[Correction: This article was updated on Feb. 27 to correct the total revenue figure.]
JCPenney (NYSE:JCP) earnings for the retail company’s fourth quarter of 2019 have JCP stock falling on Thursday. This is despite its adjusted earnings per share (EPS) of 13 cents beating out Wall Street’s estimate of adjusted loss per share of of -6 cents. Also, its revenue of $3.49 billion was above estimates of $3.44 billion.
Here’s what else is worth noting from the most recent JCPenney earnings report.
- Adjusted EPS is down 27.78% from 18 cents in the fourth quarter of 2018.
- Revenue for the quarter comes in 7.9% lower than the $3.67 billion from the same time last year.
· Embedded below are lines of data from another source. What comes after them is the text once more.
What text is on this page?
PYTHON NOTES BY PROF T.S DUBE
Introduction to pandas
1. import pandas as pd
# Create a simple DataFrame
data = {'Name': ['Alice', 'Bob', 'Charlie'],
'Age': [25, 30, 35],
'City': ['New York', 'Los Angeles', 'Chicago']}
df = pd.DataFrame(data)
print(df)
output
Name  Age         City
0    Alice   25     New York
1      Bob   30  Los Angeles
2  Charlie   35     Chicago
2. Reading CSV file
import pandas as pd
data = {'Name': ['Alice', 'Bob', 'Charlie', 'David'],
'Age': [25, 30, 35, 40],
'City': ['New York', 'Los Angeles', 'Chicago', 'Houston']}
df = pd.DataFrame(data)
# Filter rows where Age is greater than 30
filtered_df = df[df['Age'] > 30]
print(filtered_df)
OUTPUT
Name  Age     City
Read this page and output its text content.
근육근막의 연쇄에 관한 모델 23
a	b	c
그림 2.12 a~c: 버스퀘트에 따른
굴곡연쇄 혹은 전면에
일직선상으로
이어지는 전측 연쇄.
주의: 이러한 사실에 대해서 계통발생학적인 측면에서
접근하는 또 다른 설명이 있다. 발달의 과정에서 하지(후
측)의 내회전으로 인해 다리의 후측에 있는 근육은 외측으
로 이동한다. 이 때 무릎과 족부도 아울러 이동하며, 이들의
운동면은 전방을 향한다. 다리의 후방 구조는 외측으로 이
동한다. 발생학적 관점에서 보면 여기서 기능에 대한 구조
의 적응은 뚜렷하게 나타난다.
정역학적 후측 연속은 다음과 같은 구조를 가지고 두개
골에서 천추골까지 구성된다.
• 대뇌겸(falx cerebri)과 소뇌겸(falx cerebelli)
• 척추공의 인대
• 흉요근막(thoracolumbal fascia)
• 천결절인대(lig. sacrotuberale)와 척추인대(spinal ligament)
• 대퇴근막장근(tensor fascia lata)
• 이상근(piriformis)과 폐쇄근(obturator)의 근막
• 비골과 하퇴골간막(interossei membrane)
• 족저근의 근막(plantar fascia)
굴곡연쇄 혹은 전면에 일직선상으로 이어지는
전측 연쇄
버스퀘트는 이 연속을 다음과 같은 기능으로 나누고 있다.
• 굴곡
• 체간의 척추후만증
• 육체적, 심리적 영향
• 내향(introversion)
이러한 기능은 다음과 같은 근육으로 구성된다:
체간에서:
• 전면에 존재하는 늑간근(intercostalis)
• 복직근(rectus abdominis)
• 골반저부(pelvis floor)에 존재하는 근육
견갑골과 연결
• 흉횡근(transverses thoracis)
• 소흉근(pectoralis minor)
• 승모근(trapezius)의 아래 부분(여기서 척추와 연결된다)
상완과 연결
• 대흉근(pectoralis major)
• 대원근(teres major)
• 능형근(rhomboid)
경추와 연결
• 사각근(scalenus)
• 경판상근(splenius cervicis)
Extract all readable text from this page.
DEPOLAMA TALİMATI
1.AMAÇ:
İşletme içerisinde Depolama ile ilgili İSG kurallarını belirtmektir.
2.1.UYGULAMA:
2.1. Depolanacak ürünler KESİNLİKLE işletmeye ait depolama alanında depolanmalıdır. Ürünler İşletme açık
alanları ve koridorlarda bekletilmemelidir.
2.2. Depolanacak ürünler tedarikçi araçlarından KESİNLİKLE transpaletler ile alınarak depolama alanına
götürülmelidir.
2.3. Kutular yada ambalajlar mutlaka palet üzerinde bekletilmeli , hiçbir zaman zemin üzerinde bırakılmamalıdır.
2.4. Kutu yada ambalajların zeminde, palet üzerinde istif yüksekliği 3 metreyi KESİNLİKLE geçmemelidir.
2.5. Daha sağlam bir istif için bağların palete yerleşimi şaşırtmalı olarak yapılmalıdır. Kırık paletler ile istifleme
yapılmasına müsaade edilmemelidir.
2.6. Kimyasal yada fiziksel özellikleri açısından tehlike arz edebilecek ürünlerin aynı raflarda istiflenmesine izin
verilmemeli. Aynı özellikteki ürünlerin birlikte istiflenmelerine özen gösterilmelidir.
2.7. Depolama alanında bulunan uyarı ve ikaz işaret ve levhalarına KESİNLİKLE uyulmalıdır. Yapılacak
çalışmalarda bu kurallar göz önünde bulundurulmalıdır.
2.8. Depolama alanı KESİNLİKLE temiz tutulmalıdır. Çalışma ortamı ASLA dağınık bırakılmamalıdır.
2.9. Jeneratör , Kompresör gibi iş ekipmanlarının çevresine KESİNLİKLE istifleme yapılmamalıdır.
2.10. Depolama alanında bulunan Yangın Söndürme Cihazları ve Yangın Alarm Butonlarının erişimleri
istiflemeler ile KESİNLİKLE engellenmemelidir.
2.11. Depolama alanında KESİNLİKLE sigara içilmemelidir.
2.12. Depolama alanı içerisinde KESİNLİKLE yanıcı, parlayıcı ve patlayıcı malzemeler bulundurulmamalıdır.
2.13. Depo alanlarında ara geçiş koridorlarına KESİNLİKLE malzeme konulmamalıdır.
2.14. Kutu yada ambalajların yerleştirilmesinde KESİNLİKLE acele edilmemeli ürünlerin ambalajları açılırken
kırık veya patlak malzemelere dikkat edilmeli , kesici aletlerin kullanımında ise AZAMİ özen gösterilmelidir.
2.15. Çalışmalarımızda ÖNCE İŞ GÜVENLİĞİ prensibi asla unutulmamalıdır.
- Operating income of $102 million is a 19.69% decline year-over-year from $127 million.
- Net income coming in at $27 million is a 64% drop from $75 million during the same period of the year prior.
- The JC Penney earnings report also notes that the company plans to close down six stores in fiscal 2020.
Jill Soltau, CEO of JCPenney, said this about the JCP stock earnings:
“We knew it would take time to restore discipline and return growth to JCPenney. As we move into Fiscal 2020, we remain focused on the key tenets of retail as we continue rebuilding the Company and implementing our Plan for Renewal.”
The JCPenney earnings report also contains its 2020 outlook, and it isn’t doing JCP stock any favors. That’s due to it expecting comparable store sales for the year to drop between 3.5% to 4.5%.
JCP stock was down 5.97% as of Thursday afternoon.
As of this writing, William White did not hold a position in any of the aforementioned securities.